JASSO : une autre piste, pas le même contrat
Si la MEXT est le financement d’État « tout compris », la JASSO (Japan Student Services Organization) aide surtout des étudiants déjà inscrits au Japon, financés par leurs propres moyens. La bourse d’honneur Monbukagakusho verse environ 48 000 yens par mois à l’université (en général un an, parfois six mois), et 30 000 yens en école de langue. On ne postule pas tout seul depuis l’étranger comme à l’ambassade : l’établissement japonais recommande. Parmi les seuils habituels : moyenne d’au moins 2,30 l’année précédente, JLPT N2 ou équivalent (ou anglais B2), et des rentrées personnelles inférieures à 90 000 yens par mois hors frais de scolarité.
Il existe aussi une bourse d’échange court, sur accord entre universités : 80 000 yens par mois, de huit jours à un an. On passe par son université d’origine, pas par un formulaire MEXT.

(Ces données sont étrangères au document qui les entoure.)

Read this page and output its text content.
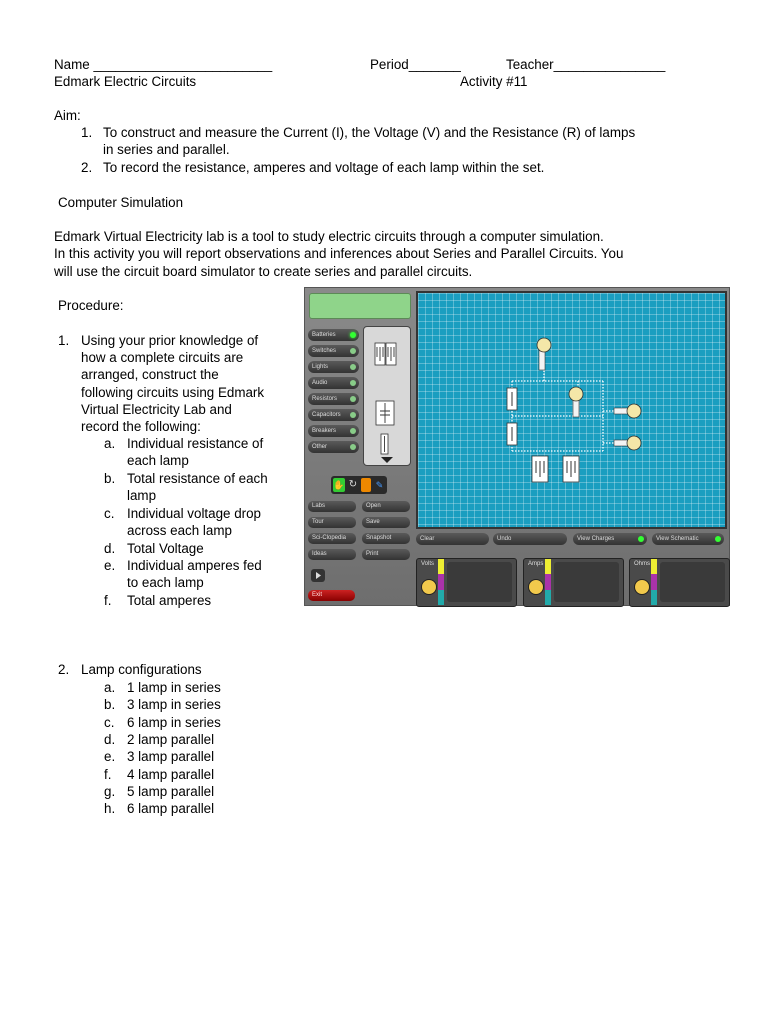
Name ________________________	Period_______	Teacher_______________
Edmark Electric Circuits	Activity #11
Aim:
1. To construct and measure the Current (I), the Voltage (V) and the Resistance (R) of lamps
in series and parallel.
2. To record the resistance, amperes and voltage of each lamp within the set.
Computer Simulation
Edmark Virtual Electricity lab is a tool to study electric circuits through a computer simulation.
In this activity you will report observations and inferences about Series and Parallel Circuits. You
will use the circuit board simulator to create series and parallel circuits.
Procedure:
1. Using your prior knowledge of
how a complete circuits are
arranged, construct the
following circuits using Edmark
Virtual Electricity Lab and
record the following:
a. Individual resistance of
each lamp
b. Total resistance of each
lamp
c. Individual voltage drop
across each lamp
d. Total Voltage
e. Individual amperes fed
to each lamp
f. Total amperes
2. Lamp configurations
a. 1 lamp in series
b. 3 lamp in series
c. 6 lamp in series
d. 2 lamp parallel
e. 3 lamp parallel
f. 4 lamp parallel
g. 5 lamp parallel
h. 6 lamp parallel
Batteries
Switches
Lights
Audio
Resistors
Capacitors
Breakers
Other
✋ ↻ ✎
Labs	Open
Tour	Save
Sci-Clopedia	Snapshot
Ideas	Print
Clear	Undo	View Charges	View Schematic
Exit
Volts	Amps	Ohms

On ne cumule pas MEXT et JASSO. La JASSO n’efface pas non plus les frais d’inscription comme le fait la MEXT. Dire « étudier au Japon gratuitement » en parlant seulement de la JASSO, c’est vendre une réduction pour un financement intégral.
Par où commencer sans se tromper d’année
La séquence utile est simple, et un peu ingrate. D’abord, choisir la catégorie qui correspond vraiment au diplôme et à l’âge — pas celle qui fait rêver. Ensuite, ouvrir le site de l’ambassade du Japon de son pays et le site officiel Study in Japan, puis lire le guideline de la campagne en cours. Les dates, les épreuves et même les filières ouvertes changent selon le pays.
Pour la recherche, après la première sélection d’ambassade, il faudra encore obtenir une lettre d’acceptation d’une université japonaise, dans le délai fixé par la mission diplomatique. Sans établissement d’accueil, le dossier s’arrête là.
Le Japon paie vraiment, à condition de viser la catégorie qui correspond au diplôme, à l’âge et à la nationalité — et de lire le guideline de l’année, pas un résumé d’une autre décennie.